Les kiwis viennent de conclure une incroyable victoire pour défendre dans leurs eaux le plus vieux trophée sportif du monde. Quel incroyable match, régate, événement. Alors oui certains détracteurs diront que c’est une course de milliardaires, qu’il y a trop d’argent en jeu… Et ils ont peut-être raison mais en tant que fan, athlète, marin et technicien, c’est pour moi la plus incroyable et passionnante régate du monde. Il y a l’histoire, l’héritage culturel qui est incroyable, il y a l’intrigue et le bras de fer psychologique, il y a les secrets, l’espionnage, il y a le développement technologique sans limite, il y a le temps qui passe et des centaines de personnes qui travaillent nuit et jour dans chacune des équipes pour un seul objectif : être prêt le jour J avec le bateau le plus rapide de la flotte et l’équipage qui sache l’utiliser le mieux possible pour remporter le droit d’organiser la prochaine édition. 

Et finalement, tout se joue sur l’eau, cette fois-ci sur les machines volantes de 75 pieds qui filent à plus de 50 noeuds, à quelques mètres les uns des autres. Il y a eu deux bateaux absolument incroyables avec des équipages qui sont sincèrement exceptionnels. On a eu l’occasion de voir des courses de match-racing où le duel se joue à celui qui sera le plus solide, à celui qui prendra la bonne décision au bon dixième de seconde. Je pense qu’on ne se rend pas compte du niveau de ces gars-là. Il y a bien sur le côté physique avec des athlètes qui produisent des centaines de watts avec leurs bras, mais il y a le cerveau de ces types incroyables qui ont pu imaginer ces machines, les construire, les améliorer et finalement les utiliser. 

Il faut se souvenir qu’il y a quelques mois seulement le concept de monocoque à foil sans quille n’existait pas. Que le premier concept nous a tous intrigué et certains étaient dubitatifs. Et le résultat est juste époustouflant avec des vitesses jamais vues en course. Ils ont créé un immense Moth à foil, et ceux qui sont à bord de ces machines sont les meilleurs mothards du monde. 
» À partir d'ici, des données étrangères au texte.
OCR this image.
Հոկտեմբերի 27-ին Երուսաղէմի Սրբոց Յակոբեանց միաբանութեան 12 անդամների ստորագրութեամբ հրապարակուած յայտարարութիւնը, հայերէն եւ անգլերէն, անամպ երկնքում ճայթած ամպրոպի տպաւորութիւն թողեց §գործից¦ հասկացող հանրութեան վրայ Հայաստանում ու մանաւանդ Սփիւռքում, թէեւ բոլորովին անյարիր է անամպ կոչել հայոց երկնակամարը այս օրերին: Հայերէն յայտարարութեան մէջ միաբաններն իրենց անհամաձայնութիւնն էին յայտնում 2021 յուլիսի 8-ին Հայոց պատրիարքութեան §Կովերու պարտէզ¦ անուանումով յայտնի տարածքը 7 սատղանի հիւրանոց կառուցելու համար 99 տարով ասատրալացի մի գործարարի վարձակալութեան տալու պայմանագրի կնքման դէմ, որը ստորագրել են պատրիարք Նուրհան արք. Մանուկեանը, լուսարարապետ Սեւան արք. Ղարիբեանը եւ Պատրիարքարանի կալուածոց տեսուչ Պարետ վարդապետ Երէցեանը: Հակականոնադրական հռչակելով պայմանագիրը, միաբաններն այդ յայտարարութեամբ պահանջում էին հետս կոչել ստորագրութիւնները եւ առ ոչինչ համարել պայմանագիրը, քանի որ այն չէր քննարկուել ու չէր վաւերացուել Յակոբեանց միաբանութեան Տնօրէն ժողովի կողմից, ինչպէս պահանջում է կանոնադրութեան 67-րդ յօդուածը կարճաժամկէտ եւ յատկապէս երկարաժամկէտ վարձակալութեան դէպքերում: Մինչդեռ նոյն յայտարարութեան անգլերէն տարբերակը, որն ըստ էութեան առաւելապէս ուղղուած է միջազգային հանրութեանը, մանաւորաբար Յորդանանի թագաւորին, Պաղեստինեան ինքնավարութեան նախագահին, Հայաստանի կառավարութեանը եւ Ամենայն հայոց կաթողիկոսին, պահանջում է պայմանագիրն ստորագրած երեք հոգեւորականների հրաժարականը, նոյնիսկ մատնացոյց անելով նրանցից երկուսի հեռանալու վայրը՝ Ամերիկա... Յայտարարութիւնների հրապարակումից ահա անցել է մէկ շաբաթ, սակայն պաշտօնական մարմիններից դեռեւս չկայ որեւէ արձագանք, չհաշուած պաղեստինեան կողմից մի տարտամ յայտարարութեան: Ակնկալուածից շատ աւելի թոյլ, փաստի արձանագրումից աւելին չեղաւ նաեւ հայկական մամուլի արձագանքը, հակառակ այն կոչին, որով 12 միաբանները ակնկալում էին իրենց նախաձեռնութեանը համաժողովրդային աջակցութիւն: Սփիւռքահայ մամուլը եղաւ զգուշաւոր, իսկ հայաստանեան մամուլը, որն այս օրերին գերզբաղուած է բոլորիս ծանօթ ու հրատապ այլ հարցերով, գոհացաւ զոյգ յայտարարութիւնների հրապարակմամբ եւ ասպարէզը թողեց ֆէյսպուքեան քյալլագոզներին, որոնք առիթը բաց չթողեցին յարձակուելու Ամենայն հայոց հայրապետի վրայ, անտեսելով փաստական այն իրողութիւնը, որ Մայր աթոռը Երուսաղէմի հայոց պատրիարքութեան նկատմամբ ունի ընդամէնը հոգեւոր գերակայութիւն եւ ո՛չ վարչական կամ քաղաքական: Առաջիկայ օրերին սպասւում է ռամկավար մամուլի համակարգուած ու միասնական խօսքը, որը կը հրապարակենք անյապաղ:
J’ai eu l’immense privilège de côtoyer certains d’entre eux, pour qui j’ai un profonde admiration :

Pete Burling, le barreur du syndicat kiwi. Natif de Tauranga, la petite ville de l’iîe du Nord de la Nouvelle Zélande où j’ai habité un an en 2009, j’avais brièvement entendu parlé d’un gamin hors norme du club… C’était lui. Rencontré en 2015 lors du mondial de Moth en Australie, j’avais bu une gorgée pour la coupe du monde qu’il venait de remporter ce jour-là et discuté quelques brefs instants avec lui. 2,5 ans plus tard je le recroise au mondial de Moth en Italie. Il vient vers moi et me demande comment ça va… Il se souvenait de mon nom, de ce que je faisais, alors que le garçon avait remporté la coupe entre temps… J’ai pensé qu’il m’avait suivi sur les réseaux mais non, il a fait la même à mon ami David, architecte, qui était à mes côtés à ce moment-là. Un garçon d’une classe, d’une gentillesse et humilité rare. Un champion purement exceptionnel qui nous a donné un cours de voile à chaque fois que notre chemin a croisé le sien.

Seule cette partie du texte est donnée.